The water utilities that sued JM Eagle alleging they received substandard PVC pipe from 1996-2006 didn't prove their cases and won't be paid any actual damages, according to a ruling issued by the federal judge who oversaw the two-phase, 14-year whistleblower trial against the world's largest plastic pipe manufacturer.
The whistleblower, a fired product assurance engineer, had said JM Eagle employees cut corners to meet production quotas, which raised questions about the lifespan of the products.
However, Los Angeles-based U.S. District Judge George Wu concluded that a reasonable jury couldn't make a finding of actual damages under the Federal Claims Act "that would not be erroneous as a matter of law, be totally unfounded and/or be purely speculative."
The judge granted JM Eagle's motion for judgment as a matter of law, which is essentially a direct verdict, on June 5. A teleconference was held June 22 regarding civil penalties that might be assessed.

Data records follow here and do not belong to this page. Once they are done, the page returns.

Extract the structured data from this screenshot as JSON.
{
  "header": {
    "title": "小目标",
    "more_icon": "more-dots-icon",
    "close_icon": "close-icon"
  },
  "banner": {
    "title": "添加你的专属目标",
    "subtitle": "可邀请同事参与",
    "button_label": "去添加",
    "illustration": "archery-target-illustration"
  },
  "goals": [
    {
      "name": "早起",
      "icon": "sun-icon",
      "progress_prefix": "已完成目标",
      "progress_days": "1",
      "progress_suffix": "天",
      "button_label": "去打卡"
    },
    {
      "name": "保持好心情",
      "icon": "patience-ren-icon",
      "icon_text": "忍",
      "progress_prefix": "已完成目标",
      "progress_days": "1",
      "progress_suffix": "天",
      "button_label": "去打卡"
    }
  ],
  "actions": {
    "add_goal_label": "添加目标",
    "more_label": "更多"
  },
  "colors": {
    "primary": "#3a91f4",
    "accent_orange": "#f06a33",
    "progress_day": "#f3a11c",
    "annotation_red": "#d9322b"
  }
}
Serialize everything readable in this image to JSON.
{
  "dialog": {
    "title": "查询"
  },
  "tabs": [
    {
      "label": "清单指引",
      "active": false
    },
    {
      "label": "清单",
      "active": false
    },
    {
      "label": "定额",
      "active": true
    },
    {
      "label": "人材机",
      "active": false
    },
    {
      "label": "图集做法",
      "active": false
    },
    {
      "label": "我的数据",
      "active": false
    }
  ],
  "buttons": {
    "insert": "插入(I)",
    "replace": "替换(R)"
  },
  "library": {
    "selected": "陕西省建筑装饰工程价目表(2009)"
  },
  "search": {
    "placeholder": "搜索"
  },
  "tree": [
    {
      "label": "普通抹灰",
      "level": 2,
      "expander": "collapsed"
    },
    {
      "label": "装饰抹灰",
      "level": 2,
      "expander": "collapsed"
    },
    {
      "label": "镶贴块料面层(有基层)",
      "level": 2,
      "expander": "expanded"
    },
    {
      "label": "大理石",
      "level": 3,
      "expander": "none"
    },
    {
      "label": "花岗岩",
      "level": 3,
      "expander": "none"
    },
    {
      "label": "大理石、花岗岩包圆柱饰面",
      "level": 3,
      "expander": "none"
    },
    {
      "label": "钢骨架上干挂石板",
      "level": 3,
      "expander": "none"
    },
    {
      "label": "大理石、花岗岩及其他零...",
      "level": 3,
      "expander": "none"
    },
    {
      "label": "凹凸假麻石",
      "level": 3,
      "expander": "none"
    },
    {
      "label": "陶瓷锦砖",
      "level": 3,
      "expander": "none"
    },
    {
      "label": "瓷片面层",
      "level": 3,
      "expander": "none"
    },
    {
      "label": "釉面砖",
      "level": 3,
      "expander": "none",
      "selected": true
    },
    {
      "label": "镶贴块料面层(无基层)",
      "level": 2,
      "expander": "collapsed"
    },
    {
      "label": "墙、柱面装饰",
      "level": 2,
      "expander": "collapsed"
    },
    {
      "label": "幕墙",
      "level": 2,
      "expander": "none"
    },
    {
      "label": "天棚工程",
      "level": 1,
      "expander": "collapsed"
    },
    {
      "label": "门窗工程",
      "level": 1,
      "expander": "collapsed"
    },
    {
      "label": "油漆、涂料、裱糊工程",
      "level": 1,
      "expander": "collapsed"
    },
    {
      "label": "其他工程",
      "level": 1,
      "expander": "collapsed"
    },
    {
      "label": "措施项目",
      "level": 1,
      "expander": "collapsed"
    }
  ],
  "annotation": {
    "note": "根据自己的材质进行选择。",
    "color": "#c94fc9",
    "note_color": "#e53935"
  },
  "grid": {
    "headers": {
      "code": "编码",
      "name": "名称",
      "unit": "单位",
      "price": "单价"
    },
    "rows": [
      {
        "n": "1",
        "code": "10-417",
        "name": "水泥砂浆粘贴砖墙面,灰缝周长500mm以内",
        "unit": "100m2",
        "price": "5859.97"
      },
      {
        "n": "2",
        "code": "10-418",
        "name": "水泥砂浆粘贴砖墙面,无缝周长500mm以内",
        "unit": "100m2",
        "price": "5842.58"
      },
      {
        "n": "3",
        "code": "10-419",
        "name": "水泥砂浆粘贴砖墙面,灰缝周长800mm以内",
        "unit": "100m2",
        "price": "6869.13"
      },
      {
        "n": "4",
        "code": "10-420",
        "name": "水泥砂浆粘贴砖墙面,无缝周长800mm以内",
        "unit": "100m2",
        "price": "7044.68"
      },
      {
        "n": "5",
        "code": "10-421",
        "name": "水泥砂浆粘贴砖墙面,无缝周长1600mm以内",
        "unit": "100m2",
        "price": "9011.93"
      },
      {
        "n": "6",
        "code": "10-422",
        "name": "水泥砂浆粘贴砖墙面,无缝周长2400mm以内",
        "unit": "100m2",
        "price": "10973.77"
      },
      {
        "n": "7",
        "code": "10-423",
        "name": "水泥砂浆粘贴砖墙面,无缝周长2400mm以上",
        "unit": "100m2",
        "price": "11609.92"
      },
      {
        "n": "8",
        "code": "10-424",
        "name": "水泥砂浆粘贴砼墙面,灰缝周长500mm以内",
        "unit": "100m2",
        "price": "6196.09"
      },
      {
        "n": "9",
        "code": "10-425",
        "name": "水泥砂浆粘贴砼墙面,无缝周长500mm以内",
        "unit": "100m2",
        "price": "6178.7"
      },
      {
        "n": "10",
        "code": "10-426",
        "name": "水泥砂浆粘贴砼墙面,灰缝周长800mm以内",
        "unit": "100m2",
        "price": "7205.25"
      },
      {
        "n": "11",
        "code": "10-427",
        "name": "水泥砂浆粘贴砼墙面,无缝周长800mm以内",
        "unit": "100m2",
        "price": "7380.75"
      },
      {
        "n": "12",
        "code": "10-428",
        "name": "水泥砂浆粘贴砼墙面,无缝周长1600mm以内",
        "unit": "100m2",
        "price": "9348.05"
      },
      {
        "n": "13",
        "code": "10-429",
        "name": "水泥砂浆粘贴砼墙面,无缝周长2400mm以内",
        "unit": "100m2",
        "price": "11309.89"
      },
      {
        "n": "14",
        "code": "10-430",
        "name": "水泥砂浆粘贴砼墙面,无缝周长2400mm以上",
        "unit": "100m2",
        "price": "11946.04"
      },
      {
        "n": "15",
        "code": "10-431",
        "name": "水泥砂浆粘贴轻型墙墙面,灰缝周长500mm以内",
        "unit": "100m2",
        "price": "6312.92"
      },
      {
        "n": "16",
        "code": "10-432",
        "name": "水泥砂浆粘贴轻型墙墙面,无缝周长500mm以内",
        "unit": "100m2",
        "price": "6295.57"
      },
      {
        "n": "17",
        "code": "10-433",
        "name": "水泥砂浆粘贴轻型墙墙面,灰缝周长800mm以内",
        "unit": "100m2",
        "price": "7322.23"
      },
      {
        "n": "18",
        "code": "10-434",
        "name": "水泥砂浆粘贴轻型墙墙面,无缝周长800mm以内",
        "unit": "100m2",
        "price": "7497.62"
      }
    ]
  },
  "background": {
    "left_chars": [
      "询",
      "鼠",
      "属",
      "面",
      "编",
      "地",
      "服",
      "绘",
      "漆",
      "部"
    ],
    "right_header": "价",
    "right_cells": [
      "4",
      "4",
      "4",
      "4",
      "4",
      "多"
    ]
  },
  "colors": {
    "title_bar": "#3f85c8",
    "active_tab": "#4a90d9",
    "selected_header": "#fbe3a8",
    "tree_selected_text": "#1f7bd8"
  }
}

During the call, JM Eagle said both sides stipulated the total civil penalties for legal fees and costs could range from $0 to a maximum of $260,000, which is far from the billions of dollars originally claimed.
In his 68-page ruling, the judge said "there is no real world evidence of defects as to the pipe" in the form of faulty pipe removed from any of the 26 projects installed by the first five plaintiffs, which includes the cities of Reno, Nev., and Norfolk, Va., and the water utilities in the California cities of Palmdale, Calleguas and South Tahoe.
"Plaintiffs have presented no evidence that they have removed or contracted for the replacement of all (or any portion) of the JM pipe in the ground; and it is undisputed that they have not ceased the use of that pipe and thereby have obtained, retained (for many years), and continue to receive value from it," Wu's ruling states.
The first five of some 40-plus plaintiffs were seeking at least $58 million to remove old pipe, install new pipe and pay insurance premiums after a jury in the first phase of the trial determined that JM Eagle violated the federal False Claims Act, which was enacted in 1863 to hold people and companies liable for defrauding government programs.
The first jury found in November 2013 that the manufacturer falsely represented uniform compliance with pipe standards set by the American Water Works Association and Underwriters Laboratories in order to receive government payments from 1996 to 2006. Without uniform compliance to standards, the plaintiffs successfully argued they got "the luck of the draw" with JM pipes purchased in that 10-year period.
However, the second phase of the case resulted in a mistrial in November 2018 when another jury deadlocked about awarding the plaintiffs any money.
Wu then made his ruling last month in a case that JM Eagle's lead attorney Frank Fletcher said should have never been filed.
"JM Eagle delivered high-quality pipe to the plaintiffs," Fletcher said. "There was no evidence of defects or noncompliance with standards in the pipe installed and placed in service by the exemplar plaintiffs, nor was there any evidence ultimately presented at trial that the pipe at issue had failed while in service. Our ... victory confirms what we have known all-along, that none of the plaintiffs received anything less than the quality pipe they were promised."
During the drawn-out trial, the plaintiffs' attorneys had said JM Eagle faced billions of dollars in damages should the cases involving all the plaintiffs — three states and 42 cities or water districts — go forward and settle in their favor.
Fourteen years later, JM Eagle CEO and President Walter Wang is claiming victory.
"JM Eagle has always been determined to see this matter through to its just conclusion," Wang said in the release. "We were determined to demonstrate that this case was baseless and that we had done nothing wrong. We also wanted to demonstrate that companies unjustly attacked must stand up and fight for what is right and not settle just to make the problem go away."
"If JM Eagle would have settled, we felt it would have encouraged future frivolous litigation against other blameless companies, putting hundreds or thousands of jobs, their reputations, and even the companies themselves at risk," Wang continued. "With our victory in ... we would hope that plaintiff attorneys are strongly discouraged from bringing similar baseless litigation."